Before the Registrar could register the new change of officers of COTU, the respondents, through their advocates, wrote to him objecting strongly to the registration of the change of officers of COTU. This letter set out various substantial grounds for the objection. The Registrar then in purported compliance with section 38(4) of the Act carried out an inquiry as to the validity of the change of officers and came to the conclusion that the change of officers had been validly accomplished and registered the change on 5th July, 1993.

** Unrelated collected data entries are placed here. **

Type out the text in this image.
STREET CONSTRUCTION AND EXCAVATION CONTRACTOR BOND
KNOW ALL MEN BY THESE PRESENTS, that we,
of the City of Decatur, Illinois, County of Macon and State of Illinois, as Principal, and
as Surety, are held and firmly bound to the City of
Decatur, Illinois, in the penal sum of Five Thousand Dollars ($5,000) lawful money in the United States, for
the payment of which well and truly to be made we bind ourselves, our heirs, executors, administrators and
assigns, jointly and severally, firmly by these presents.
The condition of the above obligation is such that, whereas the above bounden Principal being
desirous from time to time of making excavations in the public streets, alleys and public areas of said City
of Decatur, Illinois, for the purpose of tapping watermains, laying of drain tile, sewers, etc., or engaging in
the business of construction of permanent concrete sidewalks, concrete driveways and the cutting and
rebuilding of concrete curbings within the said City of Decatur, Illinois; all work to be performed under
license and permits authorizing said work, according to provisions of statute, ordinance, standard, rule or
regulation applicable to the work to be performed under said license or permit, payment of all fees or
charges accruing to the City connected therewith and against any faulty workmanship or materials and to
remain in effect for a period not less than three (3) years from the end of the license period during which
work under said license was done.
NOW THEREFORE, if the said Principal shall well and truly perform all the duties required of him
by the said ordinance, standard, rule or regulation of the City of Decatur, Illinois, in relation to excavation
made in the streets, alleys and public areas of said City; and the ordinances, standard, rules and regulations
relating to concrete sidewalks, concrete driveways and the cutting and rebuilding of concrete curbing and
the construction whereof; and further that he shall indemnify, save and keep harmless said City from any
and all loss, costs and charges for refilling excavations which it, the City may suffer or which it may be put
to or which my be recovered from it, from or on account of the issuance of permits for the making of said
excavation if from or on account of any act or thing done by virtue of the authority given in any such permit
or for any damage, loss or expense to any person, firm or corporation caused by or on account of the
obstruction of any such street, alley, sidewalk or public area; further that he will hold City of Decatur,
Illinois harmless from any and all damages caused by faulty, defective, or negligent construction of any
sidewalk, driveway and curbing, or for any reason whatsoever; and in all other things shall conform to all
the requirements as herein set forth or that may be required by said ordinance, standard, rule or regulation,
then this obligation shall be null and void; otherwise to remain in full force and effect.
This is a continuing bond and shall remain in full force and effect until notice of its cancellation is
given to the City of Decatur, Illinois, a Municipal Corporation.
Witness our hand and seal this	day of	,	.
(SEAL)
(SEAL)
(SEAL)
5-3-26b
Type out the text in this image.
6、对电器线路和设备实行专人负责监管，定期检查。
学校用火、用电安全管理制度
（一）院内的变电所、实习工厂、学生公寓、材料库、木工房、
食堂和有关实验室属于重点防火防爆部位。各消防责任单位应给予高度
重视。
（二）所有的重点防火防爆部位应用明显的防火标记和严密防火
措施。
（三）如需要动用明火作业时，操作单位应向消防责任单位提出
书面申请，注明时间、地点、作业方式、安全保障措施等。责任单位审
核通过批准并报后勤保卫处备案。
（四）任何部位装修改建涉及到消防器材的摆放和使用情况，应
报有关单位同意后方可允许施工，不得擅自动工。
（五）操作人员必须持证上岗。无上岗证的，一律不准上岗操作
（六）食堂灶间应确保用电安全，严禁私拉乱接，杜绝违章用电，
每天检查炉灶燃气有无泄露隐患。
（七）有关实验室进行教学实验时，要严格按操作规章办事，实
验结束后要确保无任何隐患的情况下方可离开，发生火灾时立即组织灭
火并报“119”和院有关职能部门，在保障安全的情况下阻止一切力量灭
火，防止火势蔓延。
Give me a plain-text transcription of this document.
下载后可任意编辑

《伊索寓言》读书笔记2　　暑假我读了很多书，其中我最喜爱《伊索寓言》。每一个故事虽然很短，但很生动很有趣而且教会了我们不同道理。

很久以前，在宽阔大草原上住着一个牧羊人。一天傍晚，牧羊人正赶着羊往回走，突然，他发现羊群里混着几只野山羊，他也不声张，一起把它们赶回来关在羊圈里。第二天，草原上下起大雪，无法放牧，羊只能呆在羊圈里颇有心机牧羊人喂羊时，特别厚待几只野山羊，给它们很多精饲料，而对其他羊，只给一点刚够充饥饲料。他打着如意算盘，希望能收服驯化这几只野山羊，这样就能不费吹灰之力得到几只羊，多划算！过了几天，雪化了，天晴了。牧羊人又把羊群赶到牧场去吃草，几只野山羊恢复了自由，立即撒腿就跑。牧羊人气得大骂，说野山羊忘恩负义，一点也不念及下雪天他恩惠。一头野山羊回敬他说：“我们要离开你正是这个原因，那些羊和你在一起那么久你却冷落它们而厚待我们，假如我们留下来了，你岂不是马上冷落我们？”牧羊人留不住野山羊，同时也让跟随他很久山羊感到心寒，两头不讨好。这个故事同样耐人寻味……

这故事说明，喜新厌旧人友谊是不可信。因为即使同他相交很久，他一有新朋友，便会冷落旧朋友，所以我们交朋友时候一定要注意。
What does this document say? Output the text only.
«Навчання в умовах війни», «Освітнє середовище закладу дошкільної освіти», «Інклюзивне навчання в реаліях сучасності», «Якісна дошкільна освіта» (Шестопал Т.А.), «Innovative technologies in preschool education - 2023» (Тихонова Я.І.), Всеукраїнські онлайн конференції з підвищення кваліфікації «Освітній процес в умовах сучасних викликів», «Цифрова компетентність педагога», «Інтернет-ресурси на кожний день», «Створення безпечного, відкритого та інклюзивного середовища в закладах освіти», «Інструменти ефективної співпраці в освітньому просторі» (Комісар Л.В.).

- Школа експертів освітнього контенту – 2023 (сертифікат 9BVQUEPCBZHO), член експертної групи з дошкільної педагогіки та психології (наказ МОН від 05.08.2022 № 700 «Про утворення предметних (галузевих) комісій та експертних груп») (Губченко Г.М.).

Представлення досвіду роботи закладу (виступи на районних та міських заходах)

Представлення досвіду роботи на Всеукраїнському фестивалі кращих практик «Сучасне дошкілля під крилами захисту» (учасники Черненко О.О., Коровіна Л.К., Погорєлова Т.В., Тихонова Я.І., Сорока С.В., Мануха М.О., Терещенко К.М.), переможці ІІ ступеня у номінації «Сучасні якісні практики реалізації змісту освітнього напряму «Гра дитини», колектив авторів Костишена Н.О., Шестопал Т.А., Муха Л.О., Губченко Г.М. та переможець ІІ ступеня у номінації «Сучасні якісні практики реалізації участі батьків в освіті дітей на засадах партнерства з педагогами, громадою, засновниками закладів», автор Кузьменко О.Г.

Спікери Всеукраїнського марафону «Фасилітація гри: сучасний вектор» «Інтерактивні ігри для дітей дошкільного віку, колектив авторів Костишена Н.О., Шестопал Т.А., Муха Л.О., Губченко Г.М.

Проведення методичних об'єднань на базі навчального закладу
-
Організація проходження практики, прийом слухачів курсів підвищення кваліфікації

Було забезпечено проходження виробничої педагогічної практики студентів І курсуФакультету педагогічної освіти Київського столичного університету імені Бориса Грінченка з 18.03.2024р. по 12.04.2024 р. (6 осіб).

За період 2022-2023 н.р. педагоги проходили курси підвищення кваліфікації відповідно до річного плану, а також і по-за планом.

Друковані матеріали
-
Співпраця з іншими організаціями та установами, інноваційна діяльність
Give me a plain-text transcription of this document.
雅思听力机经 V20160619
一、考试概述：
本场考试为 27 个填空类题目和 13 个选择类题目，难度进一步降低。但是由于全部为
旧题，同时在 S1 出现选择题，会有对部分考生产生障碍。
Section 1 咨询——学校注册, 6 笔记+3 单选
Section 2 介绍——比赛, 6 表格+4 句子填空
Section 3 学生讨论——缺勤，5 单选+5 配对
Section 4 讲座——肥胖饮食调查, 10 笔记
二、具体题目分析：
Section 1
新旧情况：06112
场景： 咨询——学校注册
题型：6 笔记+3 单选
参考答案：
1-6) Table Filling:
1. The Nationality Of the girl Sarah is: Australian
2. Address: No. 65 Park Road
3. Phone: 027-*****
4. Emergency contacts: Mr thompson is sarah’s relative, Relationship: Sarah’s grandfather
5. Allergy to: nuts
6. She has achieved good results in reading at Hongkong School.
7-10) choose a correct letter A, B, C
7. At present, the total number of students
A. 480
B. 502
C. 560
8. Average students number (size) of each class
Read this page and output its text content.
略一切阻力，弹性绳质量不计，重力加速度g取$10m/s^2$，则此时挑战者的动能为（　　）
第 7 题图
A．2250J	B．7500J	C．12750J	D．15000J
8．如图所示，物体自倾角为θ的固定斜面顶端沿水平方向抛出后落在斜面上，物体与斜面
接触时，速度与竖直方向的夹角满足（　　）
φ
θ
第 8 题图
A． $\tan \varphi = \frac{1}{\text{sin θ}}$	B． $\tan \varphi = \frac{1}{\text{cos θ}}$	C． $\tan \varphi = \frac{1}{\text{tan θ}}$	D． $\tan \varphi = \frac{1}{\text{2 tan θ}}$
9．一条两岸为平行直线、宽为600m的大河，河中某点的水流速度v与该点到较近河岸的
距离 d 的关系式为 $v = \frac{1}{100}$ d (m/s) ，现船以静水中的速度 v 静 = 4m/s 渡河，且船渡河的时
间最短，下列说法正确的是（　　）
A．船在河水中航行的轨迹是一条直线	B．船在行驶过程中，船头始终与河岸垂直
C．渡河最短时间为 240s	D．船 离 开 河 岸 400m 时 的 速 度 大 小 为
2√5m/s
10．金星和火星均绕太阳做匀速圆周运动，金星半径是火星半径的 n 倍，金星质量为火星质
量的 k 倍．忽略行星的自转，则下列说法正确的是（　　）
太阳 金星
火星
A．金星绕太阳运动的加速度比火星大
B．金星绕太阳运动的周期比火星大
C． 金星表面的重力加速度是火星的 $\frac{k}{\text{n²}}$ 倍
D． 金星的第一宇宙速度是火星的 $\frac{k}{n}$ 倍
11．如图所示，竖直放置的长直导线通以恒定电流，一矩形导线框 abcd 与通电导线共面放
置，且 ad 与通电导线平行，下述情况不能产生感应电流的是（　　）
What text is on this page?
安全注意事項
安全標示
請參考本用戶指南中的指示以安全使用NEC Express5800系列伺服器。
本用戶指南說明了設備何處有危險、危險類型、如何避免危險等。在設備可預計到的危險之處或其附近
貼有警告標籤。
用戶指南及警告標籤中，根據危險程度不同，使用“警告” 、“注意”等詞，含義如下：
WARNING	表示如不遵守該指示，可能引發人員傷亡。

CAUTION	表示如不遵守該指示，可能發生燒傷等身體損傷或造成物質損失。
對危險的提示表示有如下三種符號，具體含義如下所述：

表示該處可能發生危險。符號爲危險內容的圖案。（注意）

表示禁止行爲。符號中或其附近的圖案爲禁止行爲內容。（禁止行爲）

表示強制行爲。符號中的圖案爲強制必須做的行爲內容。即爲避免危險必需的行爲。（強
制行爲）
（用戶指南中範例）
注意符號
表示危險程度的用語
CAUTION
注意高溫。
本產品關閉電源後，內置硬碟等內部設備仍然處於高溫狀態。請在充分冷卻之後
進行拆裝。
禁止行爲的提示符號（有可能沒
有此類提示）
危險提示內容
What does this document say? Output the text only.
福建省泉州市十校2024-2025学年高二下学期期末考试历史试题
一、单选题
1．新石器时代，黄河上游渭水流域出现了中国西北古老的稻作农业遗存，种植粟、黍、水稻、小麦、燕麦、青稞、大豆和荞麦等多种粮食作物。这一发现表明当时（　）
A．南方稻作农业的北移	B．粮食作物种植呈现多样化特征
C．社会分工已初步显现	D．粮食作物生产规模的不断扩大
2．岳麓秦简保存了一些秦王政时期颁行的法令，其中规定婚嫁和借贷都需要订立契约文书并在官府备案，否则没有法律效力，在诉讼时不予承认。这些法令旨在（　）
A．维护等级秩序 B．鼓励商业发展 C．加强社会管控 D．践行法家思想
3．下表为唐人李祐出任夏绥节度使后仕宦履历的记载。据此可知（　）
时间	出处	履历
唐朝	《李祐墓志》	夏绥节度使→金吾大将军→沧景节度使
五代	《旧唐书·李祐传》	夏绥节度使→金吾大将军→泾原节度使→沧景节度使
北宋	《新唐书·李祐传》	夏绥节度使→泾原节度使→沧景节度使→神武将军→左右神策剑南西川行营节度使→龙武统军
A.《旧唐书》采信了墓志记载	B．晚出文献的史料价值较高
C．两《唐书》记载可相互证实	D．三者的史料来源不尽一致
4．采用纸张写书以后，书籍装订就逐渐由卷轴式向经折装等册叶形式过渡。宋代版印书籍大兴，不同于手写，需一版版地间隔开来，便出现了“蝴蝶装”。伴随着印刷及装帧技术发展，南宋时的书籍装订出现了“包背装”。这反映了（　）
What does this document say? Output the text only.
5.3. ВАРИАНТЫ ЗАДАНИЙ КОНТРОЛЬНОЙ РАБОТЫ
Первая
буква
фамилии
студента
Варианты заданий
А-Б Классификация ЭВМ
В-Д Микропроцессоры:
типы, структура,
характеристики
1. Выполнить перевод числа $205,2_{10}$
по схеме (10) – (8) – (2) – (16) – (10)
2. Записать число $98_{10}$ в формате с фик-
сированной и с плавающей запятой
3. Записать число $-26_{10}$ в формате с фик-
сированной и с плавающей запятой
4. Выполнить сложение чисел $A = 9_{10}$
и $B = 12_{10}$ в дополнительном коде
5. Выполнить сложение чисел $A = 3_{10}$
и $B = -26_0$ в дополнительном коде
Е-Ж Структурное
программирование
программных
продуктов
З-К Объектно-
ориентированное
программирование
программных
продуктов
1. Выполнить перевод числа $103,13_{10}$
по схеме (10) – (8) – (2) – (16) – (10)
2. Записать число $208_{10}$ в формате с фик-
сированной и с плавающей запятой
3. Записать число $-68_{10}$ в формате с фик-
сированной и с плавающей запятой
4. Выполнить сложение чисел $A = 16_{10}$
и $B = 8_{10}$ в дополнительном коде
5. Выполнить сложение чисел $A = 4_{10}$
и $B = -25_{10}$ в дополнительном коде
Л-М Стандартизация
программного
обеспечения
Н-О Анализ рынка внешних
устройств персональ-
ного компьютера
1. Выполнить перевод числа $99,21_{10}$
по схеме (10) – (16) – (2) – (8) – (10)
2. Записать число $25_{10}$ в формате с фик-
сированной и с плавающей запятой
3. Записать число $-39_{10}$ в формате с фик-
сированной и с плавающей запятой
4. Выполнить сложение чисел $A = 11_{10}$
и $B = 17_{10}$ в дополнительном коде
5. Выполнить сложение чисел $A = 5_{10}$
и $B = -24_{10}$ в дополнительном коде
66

The respondents then in High Court Misc Cause 762 of 1993, applied to the High Court for an order of certiorari to quash the decision of the Registrar to register the change of officers of COTU on the ground, inter alia, that the Registrar in reaching his conclusion to register the change of officers of COTU, had not complied, as he was duty bound to do, with the Rules of Natural Justice. The parties directly affected by the application were given as the Registrar and COTU. The application was supported by the affidavit of Jolly Mugalla, the third respondent, to which the Constitution and Rules of COTU were annexed. Replying affidavits were filed by the Registrar and by the second appellant, George Muchai, who was at the time, the newly registered Deputy General Secretary of COTU. At the beginning of the hearing of the application before Shields, J, on 4th October, 1993, Dr Gachuki with Miss Weru appeared for COTU and Mr Oyalo for the Registrar. Upon it being pointed out to the learned judge by Dr Gachuki that the present office bearers of COTU should, as interested parties, be served with the application, he then adjourned the hearing of the application until 18th October, 1993, and directed that the respondents serve the application on the office bearers of COTU as registered on 5th July, 1993. The office bearers of COTU were duly served and on the return date of 18th October, 1993, Miss Weru appeared for COTU, Mr Oyalo appeared for the Registrar and Messrs Maosa and Mungu appeared respectively for interested parties Ali Mohammed, the Assistant Secretary General of COTU and Dicken Ogoti the third trustee of COTU. An adjournment was applied for on behalf of Dicken Ogoti. The learned judge in refusing to exercise his discretion in favour of that interested party, employed the following words which were to set the tone of his subsequent ruling not to hear those interested parties who were presidential appointed office holders:

“I am of the view that the only question I have to consider is whether the Registrar did his job properly. If he did not, certiorari will issue. If he did certiorari will not issue. I do not think the interested parties are in any way inconvenienced so I refuse the application for adjournment.”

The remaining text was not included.